Analysis of the mechanisms of fluoroquinolone resistance in urinary tract pathogens.

OBJECTIVES: To characterize the mechanisms of fluoroquinolone resistance in urinary tract pathogens exhibiting a multiple antibiotic resistance phenotype as well as a high-level resistance to fluoroquinolones. METHODS: Nineteen Escherichia coli urinary tract infection pathogens exhibiting high-level resistance to fluoroquinolones were characterized in this study. Alterations in outer membrane proteins (OMPs) and lipopolysaccharide (LPS) were analysed by PAGE. Changes to the quinolone resistance-determining regions (QRDRs) of GyrA and ParC were determined by PCR and DNA sequencing. The presence of the qnrA gene was determined by PCR amplification. Ciprofloxacin uptake was determined spectrophotometrically using the quinolone accumulation assay. RESULTS: OMP analysis showed decreased expression, the absence of certain proteins or the presence of proteins with altered molecular weights when compared with wild-type strains. Most isolates possessed a smooth LPS phenotype.

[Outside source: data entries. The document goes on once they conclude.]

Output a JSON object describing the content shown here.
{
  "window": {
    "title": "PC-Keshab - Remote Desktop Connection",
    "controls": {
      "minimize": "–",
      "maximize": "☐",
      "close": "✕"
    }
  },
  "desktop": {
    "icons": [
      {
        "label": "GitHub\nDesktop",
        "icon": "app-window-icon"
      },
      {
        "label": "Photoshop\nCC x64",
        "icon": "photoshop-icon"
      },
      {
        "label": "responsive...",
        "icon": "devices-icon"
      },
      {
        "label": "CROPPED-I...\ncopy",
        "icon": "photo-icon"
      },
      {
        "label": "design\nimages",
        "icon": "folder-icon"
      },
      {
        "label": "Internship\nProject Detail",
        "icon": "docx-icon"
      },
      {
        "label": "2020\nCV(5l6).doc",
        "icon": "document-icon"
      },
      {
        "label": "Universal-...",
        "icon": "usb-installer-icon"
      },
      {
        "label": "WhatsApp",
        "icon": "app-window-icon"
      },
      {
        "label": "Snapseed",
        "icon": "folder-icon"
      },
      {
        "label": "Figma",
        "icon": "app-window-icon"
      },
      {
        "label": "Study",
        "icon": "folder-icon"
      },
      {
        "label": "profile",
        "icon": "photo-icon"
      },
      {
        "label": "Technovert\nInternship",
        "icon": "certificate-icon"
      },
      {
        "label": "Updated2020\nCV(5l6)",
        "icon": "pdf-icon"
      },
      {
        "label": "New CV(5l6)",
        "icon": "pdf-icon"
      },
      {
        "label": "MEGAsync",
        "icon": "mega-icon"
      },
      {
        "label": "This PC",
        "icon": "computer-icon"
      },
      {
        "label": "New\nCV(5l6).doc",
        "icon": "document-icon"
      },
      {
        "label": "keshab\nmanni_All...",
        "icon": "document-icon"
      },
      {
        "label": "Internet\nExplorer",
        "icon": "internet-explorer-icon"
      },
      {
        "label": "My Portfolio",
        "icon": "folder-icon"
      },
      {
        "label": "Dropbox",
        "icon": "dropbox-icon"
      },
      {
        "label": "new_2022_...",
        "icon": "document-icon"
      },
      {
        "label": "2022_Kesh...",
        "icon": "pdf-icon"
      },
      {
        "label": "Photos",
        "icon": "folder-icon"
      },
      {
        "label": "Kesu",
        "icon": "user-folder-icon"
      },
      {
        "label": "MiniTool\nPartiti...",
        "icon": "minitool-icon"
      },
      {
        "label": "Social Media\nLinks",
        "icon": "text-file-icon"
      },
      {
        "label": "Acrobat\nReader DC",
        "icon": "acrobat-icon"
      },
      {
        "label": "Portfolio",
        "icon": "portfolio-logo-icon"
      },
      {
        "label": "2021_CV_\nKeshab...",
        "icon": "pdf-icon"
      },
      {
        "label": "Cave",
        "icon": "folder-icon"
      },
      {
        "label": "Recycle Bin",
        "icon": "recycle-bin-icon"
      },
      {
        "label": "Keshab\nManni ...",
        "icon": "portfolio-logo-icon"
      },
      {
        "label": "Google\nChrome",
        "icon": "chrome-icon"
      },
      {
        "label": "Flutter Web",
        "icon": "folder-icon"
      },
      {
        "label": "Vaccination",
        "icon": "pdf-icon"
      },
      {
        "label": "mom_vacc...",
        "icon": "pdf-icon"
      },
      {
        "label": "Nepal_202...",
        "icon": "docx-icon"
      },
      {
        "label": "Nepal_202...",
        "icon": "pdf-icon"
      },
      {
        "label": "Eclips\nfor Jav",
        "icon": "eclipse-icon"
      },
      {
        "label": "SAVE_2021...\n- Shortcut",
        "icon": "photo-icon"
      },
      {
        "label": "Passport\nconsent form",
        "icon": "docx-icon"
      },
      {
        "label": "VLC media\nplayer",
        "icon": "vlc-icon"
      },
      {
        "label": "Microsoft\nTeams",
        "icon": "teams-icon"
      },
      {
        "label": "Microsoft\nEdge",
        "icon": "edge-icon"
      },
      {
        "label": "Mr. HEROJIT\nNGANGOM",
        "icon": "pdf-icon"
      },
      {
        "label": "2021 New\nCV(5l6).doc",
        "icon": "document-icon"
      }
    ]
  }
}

Isolates had double mutations in GyrA codons 83 and 87, in addition to a ParC alteration at Ser-80/Glu-84. Isolates accumulated varying levels of ciprofloxacin, and upon the addition of carbonyl cyanide m-chlorophenylhydrazone, increased accumulation was observed in all instances. E. coli isolates with a rough LPS phenotype appeared to accumulate higher levels of ciprofloxacin compared with those with a smooth LPS phenotype expressing OmpF normally, or even those not possessing OmpF. All E. coli isolates tested demonstrated active efflux of ciprofloxacin. Plasmid-mediated quinolone resistance (presence of the qnrA gene) was observed in 36.8% of isolates. CONCLUSIONS: A combination of target gene alterations, altered OM permeability, presence of the qnrA gene and active efflux appear to act together to produce a high-level, multiresistance phenotype.